Background: Medical practitioners' reflective skills are increasingly considered important and therefore included in the medical education curriculum. However, assessing students' reflective skills using rubrics does not appear to guarantee adequate inter-rater reliabilities. Recently, comparative judgment was introduced as a new method to evaluate performance assessments. This study investigates the merits and limitations of the comparative judgment method for assessing students' written self-reflections. More specifically, it examines the reliability in relation to the time spent assessing, the correlation between the scores obtained using the two methods (rubrics and comparative judgment), and, raters' perceptions of the comparative judgment method. Approach: Twenty-two self-reflections, that had previously been scored using a rubric, were assessed by a group of eight raters using comparative judgment. Two hundred comparisons were completed and a rank order was calculated. Raters' impressions were investigated using a focus group.

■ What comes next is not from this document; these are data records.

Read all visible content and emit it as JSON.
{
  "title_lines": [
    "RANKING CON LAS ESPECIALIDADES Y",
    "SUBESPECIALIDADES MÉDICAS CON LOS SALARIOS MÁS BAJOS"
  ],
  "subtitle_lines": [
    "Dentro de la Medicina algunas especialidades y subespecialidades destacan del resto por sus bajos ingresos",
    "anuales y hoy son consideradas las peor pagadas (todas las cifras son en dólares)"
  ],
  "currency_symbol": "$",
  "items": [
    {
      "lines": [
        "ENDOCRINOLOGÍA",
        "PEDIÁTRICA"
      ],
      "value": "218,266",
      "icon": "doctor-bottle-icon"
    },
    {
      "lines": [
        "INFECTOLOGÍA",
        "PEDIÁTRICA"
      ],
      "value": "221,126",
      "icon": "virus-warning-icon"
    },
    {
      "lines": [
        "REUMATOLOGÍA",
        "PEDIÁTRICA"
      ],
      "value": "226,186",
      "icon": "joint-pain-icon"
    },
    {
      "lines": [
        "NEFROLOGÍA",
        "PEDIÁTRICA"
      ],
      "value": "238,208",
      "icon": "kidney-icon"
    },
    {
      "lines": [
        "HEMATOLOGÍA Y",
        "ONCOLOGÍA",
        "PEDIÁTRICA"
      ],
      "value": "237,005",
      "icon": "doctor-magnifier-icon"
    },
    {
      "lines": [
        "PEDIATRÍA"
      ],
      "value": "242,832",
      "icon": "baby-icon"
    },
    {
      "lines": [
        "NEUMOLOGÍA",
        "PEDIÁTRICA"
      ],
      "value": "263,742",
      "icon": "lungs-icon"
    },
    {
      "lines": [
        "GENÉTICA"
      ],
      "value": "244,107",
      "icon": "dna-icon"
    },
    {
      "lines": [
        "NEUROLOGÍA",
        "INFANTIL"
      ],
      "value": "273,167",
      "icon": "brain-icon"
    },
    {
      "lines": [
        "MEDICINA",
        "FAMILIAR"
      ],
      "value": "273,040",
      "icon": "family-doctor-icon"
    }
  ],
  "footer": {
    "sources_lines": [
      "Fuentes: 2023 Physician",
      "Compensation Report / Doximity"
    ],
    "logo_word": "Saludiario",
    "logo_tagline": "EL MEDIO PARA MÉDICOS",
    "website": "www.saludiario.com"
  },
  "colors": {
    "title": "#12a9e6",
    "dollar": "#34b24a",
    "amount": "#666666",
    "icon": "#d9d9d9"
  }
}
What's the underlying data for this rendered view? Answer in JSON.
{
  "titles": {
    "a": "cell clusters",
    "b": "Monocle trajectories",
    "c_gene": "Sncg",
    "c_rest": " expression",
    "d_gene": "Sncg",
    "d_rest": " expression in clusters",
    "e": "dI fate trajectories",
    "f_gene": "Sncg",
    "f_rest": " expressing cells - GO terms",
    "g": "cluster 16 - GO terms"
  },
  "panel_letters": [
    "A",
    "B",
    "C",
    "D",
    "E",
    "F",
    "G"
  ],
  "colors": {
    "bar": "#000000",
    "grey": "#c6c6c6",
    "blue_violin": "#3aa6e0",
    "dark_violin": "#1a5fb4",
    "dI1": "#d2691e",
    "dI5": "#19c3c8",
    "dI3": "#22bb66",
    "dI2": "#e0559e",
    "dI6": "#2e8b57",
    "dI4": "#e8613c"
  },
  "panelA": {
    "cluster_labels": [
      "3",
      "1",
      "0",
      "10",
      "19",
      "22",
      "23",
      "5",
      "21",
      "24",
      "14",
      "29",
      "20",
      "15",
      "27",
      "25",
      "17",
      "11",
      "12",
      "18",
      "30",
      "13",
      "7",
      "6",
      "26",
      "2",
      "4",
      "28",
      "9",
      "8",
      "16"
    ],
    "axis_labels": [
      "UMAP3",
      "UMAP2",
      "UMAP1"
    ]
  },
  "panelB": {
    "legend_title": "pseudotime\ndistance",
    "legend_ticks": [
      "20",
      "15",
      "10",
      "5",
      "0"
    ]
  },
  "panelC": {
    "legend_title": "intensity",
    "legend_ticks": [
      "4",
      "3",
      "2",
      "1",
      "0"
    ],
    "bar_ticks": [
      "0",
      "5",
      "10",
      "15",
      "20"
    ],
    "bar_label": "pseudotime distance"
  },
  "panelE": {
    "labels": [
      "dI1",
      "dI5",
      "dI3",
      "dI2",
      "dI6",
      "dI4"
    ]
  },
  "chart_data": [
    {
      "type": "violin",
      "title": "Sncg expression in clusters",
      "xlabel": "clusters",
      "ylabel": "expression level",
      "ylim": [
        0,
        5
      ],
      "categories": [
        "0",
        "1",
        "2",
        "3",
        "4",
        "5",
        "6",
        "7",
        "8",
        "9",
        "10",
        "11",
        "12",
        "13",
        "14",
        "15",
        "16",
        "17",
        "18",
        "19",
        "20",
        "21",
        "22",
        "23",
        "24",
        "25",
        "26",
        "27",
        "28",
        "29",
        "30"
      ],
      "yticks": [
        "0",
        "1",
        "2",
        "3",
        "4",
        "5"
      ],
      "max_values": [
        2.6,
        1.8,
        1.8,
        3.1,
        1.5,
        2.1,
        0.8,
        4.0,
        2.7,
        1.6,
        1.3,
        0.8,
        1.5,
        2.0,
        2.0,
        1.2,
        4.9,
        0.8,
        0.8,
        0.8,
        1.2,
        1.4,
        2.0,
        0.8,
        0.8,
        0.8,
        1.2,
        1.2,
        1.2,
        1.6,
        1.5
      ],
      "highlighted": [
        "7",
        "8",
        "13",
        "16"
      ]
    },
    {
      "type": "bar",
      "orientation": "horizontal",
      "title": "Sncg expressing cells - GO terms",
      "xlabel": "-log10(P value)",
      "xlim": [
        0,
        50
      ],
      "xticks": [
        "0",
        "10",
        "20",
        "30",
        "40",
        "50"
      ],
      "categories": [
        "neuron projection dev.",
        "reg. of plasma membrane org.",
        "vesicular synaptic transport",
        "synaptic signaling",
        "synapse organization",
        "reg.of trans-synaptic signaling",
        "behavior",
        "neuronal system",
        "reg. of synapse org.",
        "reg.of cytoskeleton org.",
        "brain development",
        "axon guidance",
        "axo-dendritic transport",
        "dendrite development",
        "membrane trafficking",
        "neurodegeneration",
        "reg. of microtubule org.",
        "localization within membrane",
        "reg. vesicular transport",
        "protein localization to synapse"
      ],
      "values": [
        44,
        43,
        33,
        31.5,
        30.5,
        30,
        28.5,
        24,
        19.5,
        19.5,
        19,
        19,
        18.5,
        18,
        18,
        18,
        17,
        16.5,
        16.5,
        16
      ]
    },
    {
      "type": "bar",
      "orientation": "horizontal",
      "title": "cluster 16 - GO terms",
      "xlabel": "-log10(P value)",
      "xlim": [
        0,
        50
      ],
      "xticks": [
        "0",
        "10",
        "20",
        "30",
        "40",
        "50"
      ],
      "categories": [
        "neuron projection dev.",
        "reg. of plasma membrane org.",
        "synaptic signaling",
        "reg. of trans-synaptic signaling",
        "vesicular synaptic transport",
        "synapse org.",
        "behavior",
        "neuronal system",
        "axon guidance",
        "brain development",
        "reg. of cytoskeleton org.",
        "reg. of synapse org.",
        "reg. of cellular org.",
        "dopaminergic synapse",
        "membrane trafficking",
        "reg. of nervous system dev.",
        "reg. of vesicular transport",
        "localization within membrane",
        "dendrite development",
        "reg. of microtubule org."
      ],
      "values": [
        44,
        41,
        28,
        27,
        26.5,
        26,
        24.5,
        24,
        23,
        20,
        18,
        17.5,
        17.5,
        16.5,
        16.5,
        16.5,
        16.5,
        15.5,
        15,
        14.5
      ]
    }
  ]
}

Findings: Using comparative judgment, each self-reflection needed to be compared seven times with another self-reflection to reach a scale separation reliability of .55. The inter-rater reliability of rating (ICC, (1, k)) using rubrics was .56. The time investment required for these reliability levels in both methods was around 24 minutes. The Kendall's tau rank correlation indicated a strong correlation between the scores obtained via both methods. Raters reported that making comparisons made them evaluate the quality of self-reflections in a more nuanced way. Time investment was, however, considered heavy, especially for the first comparisons. Although raters appreciated that they did not have to assign a grade to each self-reflection, the fact that the method does not automatically lead to a grade or feedback was considered a downside.
Conclusions: First evidence was provided for the comparative judgment method as an alternative to using rubrics for assessing students' written self-reflections. Before comparative judgment can be implemented for summative assessment, more research is needed on the time investment required to ensure no contradictory feedback is given back to students. Moreover, as the comparative judgment method requires an additional standard setting exercise to obtain grades, more research is warranted on the merits and limitations of this method when a pass/fail approach is used.
Keywords: comparative judgment; reflective skills; reliability; rubrics.